You can also make the most of special days and seasons, for example, taking part in ‘Black Friday’ in November and promoting products that protect against sun and sea damage during the summer.
Always have clearly priced ‘impulse buys’ on display at your reception desk – for example, travel-sized products during the holiday season and wrapped gifts in the run-up to Christmas.
You could also consider offering your range of products in an online shop. However, you would need to comply with online trading laws and have highly organised and secure systems in place to handle orders, returns and refunds. Find out more about what’s required on the GOV.UK website
Cash flow: running out of cash is a major cause of business failure. Even a profitable salon or barbershop can fail because of poor cash flow – it’s the single most important issue for any business. The key is to have more cash coming in than you have going out and to make sure this happens you’ll need to create a cash flow forecast.
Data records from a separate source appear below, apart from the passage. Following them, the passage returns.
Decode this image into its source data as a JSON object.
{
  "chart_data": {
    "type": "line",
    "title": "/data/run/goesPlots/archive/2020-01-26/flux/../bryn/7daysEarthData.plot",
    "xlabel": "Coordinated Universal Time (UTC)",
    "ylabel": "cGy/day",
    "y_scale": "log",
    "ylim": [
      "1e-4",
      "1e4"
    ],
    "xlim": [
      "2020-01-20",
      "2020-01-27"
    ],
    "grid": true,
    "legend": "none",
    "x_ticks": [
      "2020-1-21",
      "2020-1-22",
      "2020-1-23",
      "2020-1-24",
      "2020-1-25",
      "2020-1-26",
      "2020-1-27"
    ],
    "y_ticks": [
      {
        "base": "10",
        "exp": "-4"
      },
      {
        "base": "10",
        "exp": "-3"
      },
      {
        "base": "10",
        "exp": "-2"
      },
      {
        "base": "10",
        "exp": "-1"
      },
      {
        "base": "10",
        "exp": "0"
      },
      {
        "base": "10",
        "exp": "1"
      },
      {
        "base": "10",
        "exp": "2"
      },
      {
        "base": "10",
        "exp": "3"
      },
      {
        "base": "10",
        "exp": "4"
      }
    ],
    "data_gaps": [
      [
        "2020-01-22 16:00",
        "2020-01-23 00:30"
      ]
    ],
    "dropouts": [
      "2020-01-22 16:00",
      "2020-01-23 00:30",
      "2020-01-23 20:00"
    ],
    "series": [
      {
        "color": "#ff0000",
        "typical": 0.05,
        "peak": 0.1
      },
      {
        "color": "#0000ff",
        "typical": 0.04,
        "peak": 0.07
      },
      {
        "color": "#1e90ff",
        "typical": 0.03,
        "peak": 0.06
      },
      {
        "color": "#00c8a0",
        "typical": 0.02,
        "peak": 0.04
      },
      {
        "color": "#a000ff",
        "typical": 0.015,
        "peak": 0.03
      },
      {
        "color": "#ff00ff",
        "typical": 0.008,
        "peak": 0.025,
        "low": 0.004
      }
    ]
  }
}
Business bank account: make sure your business account is the best one for your business. Take the time to do some research and find out what’s on offer from the various banks. Initial offers such as free banking for a certain amount of time may be worth considering – but find out what you will be paying when the free offer period comes to an end.
Your business plan: you’ll need to keep your business plan up to date. It should include details about every aspect of your business and future plans, including realistic forecasts for cash flow, turnover, profit and loss and expected sales for the next three to five years.
Reducing costs: there are a number of steps you can take to reduce costs in your salon or barbershop including cutting back on stock, reducing waste and negotiating better deals with your product suppliers and utility providers.
Client loyalty and retention: keeping clients and attracting more via word-of-mouth recommendations will help to ensure a healthy profit margin in your salon or barbershop.
Discover how to deliver an outstanding client experience in our free guide for NHBF Members only.
Not yet a Member? Find out more and join now for less than 75p a day.
• You must charge enough to cover your costs and make a profit.
• Put prices up in the new financial year as this will make sense to clients.
• Give advance warning that you'll be putting up prices.
• Make sure your staff know how to boost retail sales.
• Make the most of special days such as Black Friday, as well as Christmas and the holiday season.
• Consider having an online shop.
• Keep on top of your cash flow and business plan.